Howard Reed\’s just released a report claiming that remutualising Northern Rock is going to be just great for everyone. Kittens will happily gambol sort of stuff.
We\’re going to hear a great deal about this as Our Chuka tries to convince us all that giving it away rather than selling it is just dandy. We\’ll start with the lie indirect:
This suggests that the proceeds from a Northern Rock flotation or trade sale in the near future would not be sufficient to cover the £50 billion or so of support from public funds already provided in the run-up to and following nationalisation.
That statement, as it stands, is true. But worthless.
For there\’s been two very different sorts of public funds provided. There\’s been the losses, subsidies. And yes, of course, we\’d like to get these back. But we might not, it has to be admitted.

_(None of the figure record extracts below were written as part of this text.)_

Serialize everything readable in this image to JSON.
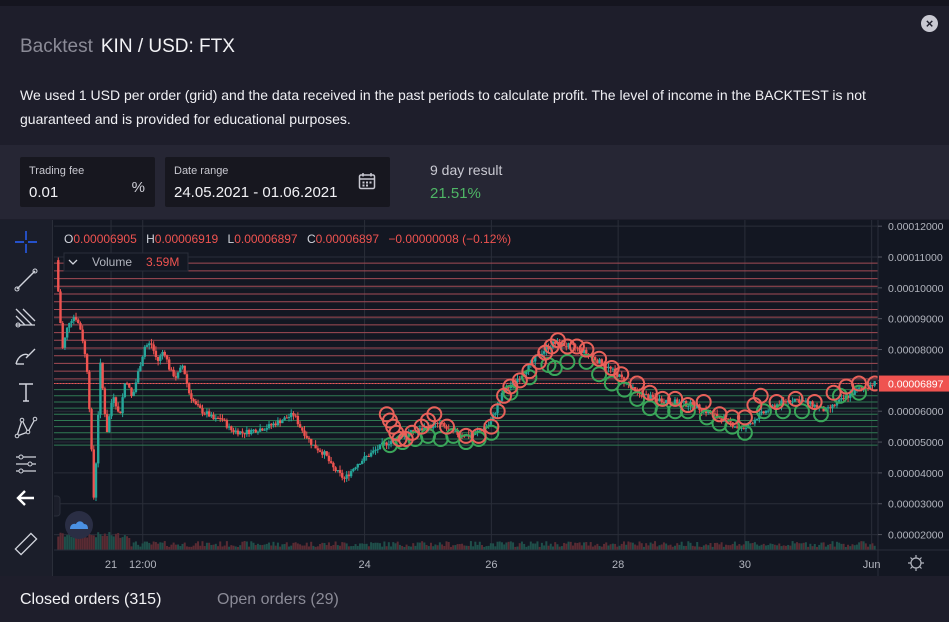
{
  "header": {
    "muted_title": "Backtest",
    "pair": "KIN / USD: FTX",
    "close_icon": "close-icon"
  },
  "description": "We used 1 USD per order (grid) and the data received in the past periods to calculate profit. The level of income in the BACKTEST is not guaranteed and is provided for educational purposes.",
  "controls": {
    "fee": {
      "label": "Trading fee",
      "value": "0.01",
      "unit": "%"
    },
    "range": {
      "label": "Date range",
      "value": "24.05.2021 - 01.06.2021",
      "icon": "calendar-icon"
    },
    "result": {
      "label": "9 day result",
      "value": "21.51%"
    }
  },
  "toolbar": [
    "crosshair-icon",
    "trend-line-icon",
    "pitchfork-icon",
    "brush-icon",
    "text-icon",
    "pattern-icon",
    "prediction-icon",
    "back-arrow-icon",
    "ruler-icon"
  ],
  "chart_data": {
    "type": "candlestick",
    "ohlc": {
      "o_label": "O",
      "o": "0.00006905",
      "h_label": "H",
      "h": "0.00006919",
      "l_label": "L",
      "l": "0.00006897",
      "c_label": "C",
      "c": "0.00006897",
      "change": "−0.00000008 (−0.12%)"
    },
    "volume": {
      "label": "Volume",
      "value": "3.59M"
    },
    "y_ticks": [
      "0.00012000",
      "0.00011000",
      "0.00010000",
      "0.00009000",
      "0.00008000",
      "0.00007000",
      "0.00006000",
      "0.00005000",
      "0.00004000",
      "0.00003000",
      "0.00002000"
    ],
    "y_tick_values": [
      12,
      11,
      10,
      9,
      8,
      7,
      6,
      5,
      4,
      3,
      2
    ],
    "last_price": "0.00006897",
    "last_price_value": 6.897,
    "x_ticks": [
      "21",
      "12:00",
      "24",
      "26",
      "28",
      "30",
      "Jun"
    ],
    "x_tick_positions": [
      20.0,
      20.5,
      24.0,
      26.0,
      28.0,
      30.0,
      32.0
    ],
    "x_range": [
      19.1,
      32.1
    ],
    "y_range": [
      1.5,
      12.2
    ],
    "grid_sell_levels": [
      10.8,
      10.55,
      10.3,
      10.05,
      9.8,
      9.55,
      9.3,
      9.05,
      8.8,
      8.55,
      8.3,
      8.05,
      7.8,
      7.55,
      7.3,
      7.05,
      6.9
    ],
    "grid_buy_levels": [
      6.7,
      6.5,
      6.3,
      6.1,
      5.9,
      5.7,
      5.5,
      5.3,
      5.1,
      4.9
    ],
    "price_path": [
      [
        19.15,
        10.9
      ],
      [
        19.25,
        8.0
      ],
      [
        19.35,
        8.9
      ],
      [
        19.45,
        9.1
      ],
      [
        19.55,
        8.6
      ],
      [
        19.65,
        7.2
      ],
      [
        19.75,
        3.0
      ],
      [
        19.85,
        7.5
      ],
      [
        19.95,
        5.3
      ],
      [
        20.05,
        6.6
      ],
      [
        20.15,
        5.8
      ],
      [
        20.25,
        7.1
      ],
      [
        20.35,
        6.4
      ],
      [
        20.45,
        7.3
      ],
      [
        20.55,
        8.1
      ],
      [
        20.65,
        8.2
      ],
      [
        20.75,
        7.6
      ],
      [
        20.85,
        8.0
      ],
      [
        20.95,
        7.3
      ],
      [
        21.05,
        7.1
      ],
      [
        21.15,
        7.5
      ],
      [
        21.25,
        6.6
      ],
      [
        21.35,
        6.2
      ],
      [
        21.45,
        6.0
      ],
      [
        21.55,
        5.9
      ],
      [
        21.65,
        5.7
      ],
      [
        21.75,
        5.8
      ],
      [
        21.9,
        5.4
      ],
      [
        22.1,
        5.3
      ],
      [
        22.3,
        5.4
      ],
      [
        22.5,
        5.5
      ],
      [
        22.7,
        5.7
      ],
      [
        22.9,
        5.9
      ],
      [
        23.0,
        5.5
      ],
      [
        23.2,
        4.9
      ],
      [
        23.4,
        4.6
      ],
      [
        23.5,
        4.2
      ],
      [
        23.7,
        3.8
      ],
      [
        23.9,
        4.3
      ],
      [
        24.1,
        4.6
      ],
      [
        24.3,
        4.9
      ],
      [
        24.6,
        5.2
      ],
      [
        24.9,
        5.4
      ],
      [
        25.2,
        5.6
      ],
      [
        25.4,
        5.3
      ],
      [
        25.7,
        5.2
      ],
      [
        26.0,
        5.6
      ],
      [
        26.2,
        6.6
      ],
      [
        26.5,
        7.2
      ],
      [
        26.8,
        7.9
      ],
      [
        27.0,
        8.2
      ],
      [
        27.3,
        8.1
      ],
      [
        27.5,
        7.9
      ],
      [
        27.8,
        7.5
      ],
      [
        28.0,
        7.2
      ],
      [
        28.3,
        6.6
      ],
      [
        28.6,
        6.4
      ],
      [
        28.9,
        6.3
      ],
      [
        29.2,
        6.2
      ],
      [
        29.5,
        5.9
      ],
      [
        29.8,
        5.6
      ],
      [
        30.0,
        5.4
      ],
      [
        30.2,
        5.8
      ],
      [
        30.5,
        6.2
      ],
      [
        30.8,
        6.4
      ],
      [
        31.1,
        6.2
      ],
      [
        31.3,
        6.0
      ],
      [
        31.5,
        6.3
      ],
      [
        31.8,
        6.7
      ],
      [
        32.05,
        6.9
      ]
    ],
    "sell_markers": [
      [
        24.35,
        5.9
      ],
      [
        24.4,
        5.7
      ],
      [
        24.45,
        5.5
      ],
      [
        24.5,
        5.3
      ],
      [
        24.55,
        5.1
      ],
      [
        24.65,
        5.1
      ],
      [
        24.75,
        5.3
      ],
      [
        24.9,
        5.5
      ],
      [
        25.0,
        5.7
      ],
      [
        25.1,
        5.9
      ],
      [
        25.3,
        5.5
      ],
      [
        25.6,
        5.2
      ],
      [
        25.8,
        5.2
      ],
      [
        26.0,
        5.5
      ],
      [
        26.1,
        6.0
      ],
      [
        26.2,
        6.5
      ],
      [
        26.3,
        6.8
      ],
      [
        26.45,
        7.0
      ],
      [
        26.6,
        7.3
      ],
      [
        26.75,
        7.6
      ],
      [
        26.85,
        7.9
      ],
      [
        26.95,
        8.1
      ],
      [
        27.05,
        8.3
      ],
      [
        27.2,
        8.1
      ],
      [
        27.35,
        8.1
      ],
      [
        27.5,
        8.0
      ],
      [
        27.7,
        7.7
      ],
      [
        27.9,
        7.4
      ],
      [
        28.05,
        7.2
      ],
      [
        28.3,
        6.9
      ],
      [
        28.5,
        6.6
      ],
      [
        28.7,
        6.4
      ],
      [
        28.9,
        6.4
      ],
      [
        29.1,
        6.2
      ],
      [
        29.35,
        6.3
      ],
      [
        29.6,
        5.9
      ],
      [
        29.8,
        5.8
      ],
      [
        30.0,
        5.8
      ],
      [
        30.15,
        6.2
      ],
      [
        30.25,
        6.5
      ],
      [
        30.5,
        6.3
      ],
      [
        30.8,
        6.4
      ],
      [
        31.1,
        6.3
      ],
      [
        31.4,
        6.6
      ],
      [
        31.6,
        6.8
      ],
      [
        31.8,
        6.9
      ],
      [
        32.05,
        6.9
      ]
    ],
    "buy_markers": [
      [
        24.4,
        4.9
      ],
      [
        24.6,
        5.0
      ],
      [
        24.8,
        5.1
      ],
      [
        25.0,
        5.2
      ],
      [
        25.2,
        5.1
      ],
      [
        25.4,
        5.2
      ],
      [
        25.6,
        5.0
      ],
      [
        25.8,
        5.1
      ],
      [
        26.0,
        5.3
      ],
      [
        26.3,
        6.6
      ],
      [
        26.6,
        7.1
      ],
      [
        26.9,
        7.5
      ],
      [
        27.0,
        7.4
      ],
      [
        27.2,
        7.6
      ],
      [
        27.5,
        7.6
      ],
      [
        27.7,
        7.2
      ],
      [
        27.9,
        6.9
      ],
      [
        28.1,
        6.7
      ],
      [
        28.3,
        6.4
      ],
      [
        28.5,
        6.1
      ],
      [
        28.7,
        6.0
      ],
      [
        28.9,
        6.0
      ],
      [
        29.1,
        6.0
      ],
      [
        29.4,
        5.8
      ],
      [
        29.6,
        5.6
      ],
      [
        29.8,
        5.5
      ],
      [
        30.0,
        5.3
      ],
      [
        30.3,
        6.0
      ],
      [
        30.6,
        6.0
      ],
      [
        30.9,
        6.0
      ],
      [
        31.2,
        5.9
      ],
      [
        31.5,
        6.5
      ],
      [
        31.8,
        6.6
      ]
    ],
    "colors": {
      "up": "#26a69a",
      "down": "#ef5350",
      "sell": "#e8615a",
      "buy": "#3aa65a",
      "sell_grid": "#a34b55",
      "buy_grid": "#2f7a52",
      "grid": "#2a2e39",
      "axis_text": "#b2b5be"
    }
  },
  "tabs": {
    "closed": "Closed orders (315)",
    "open": "Open orders (29)"
  }
}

Then there\’s been the financing that has been provided from public funds. Something very different indeed. This is the government lending money to Northern Rock which NR then lends to other people (or slightly more accurately, has already lent to other people). On which interest is paid. And the capital will be paid back in the future. It\’s only when you add these two together that you get the £50 billion.
More: much of that £50 billion in funding is actually in the bad bank, the bit that no one is even thinking of selling.
So while it\’s true that privatisation won\’t get the £50 billion back nor will any other solution other than simply time. As people pay off their mortgages which that £50 billion funds then the money will flow back into hte government. But to reject privatisation because that alone won\’t repay the £50 billion is what we might call the lie indirect.
And then we come to the real lunacy:
The aftermath of the financial crisis has seen a huge reduction in net lending to businesses . Figures from the Bank of England (2011) show that net business lending in real terms averaged around £1.6 billion a year between 1998 and 2005, before increasing to £7.4 billion in 2007 at what turned out to be the height of an unsustainable lending boom. The aftermath of the 2008 crisis has seen a collapse in lending, with net lending falling to minus £3.9 billion in 2009 and minus £2.1 billion in 2010.
The one growth sector for business lending, particularly for the small business sector, has been among mutually owned banks and building societies. For example, between 2007 and 2010 the Co-operative Bank doubled the annual amounts it lent to small businesses8.
A mutualised Northern Rock would be able to take a longer view on returns to capital than an independent plc or a subsidiary of a larger bank fixated on short-term returns to capital. It is likely that this would be useful for small businesses and community run businesses (such as social enterprises) in particular.
They know precisely nothing about lending to business. Haven\’t a sodding clue. Working capital? What the fuck\’s that?
Howard Reed seems to think that giving the entirely clueless money to spray around the economy is going to help us recover from having had the entirely clueless spraying money around the economy. Man\’s a loon.
Won\’t stop Our Chuka from quoting him though.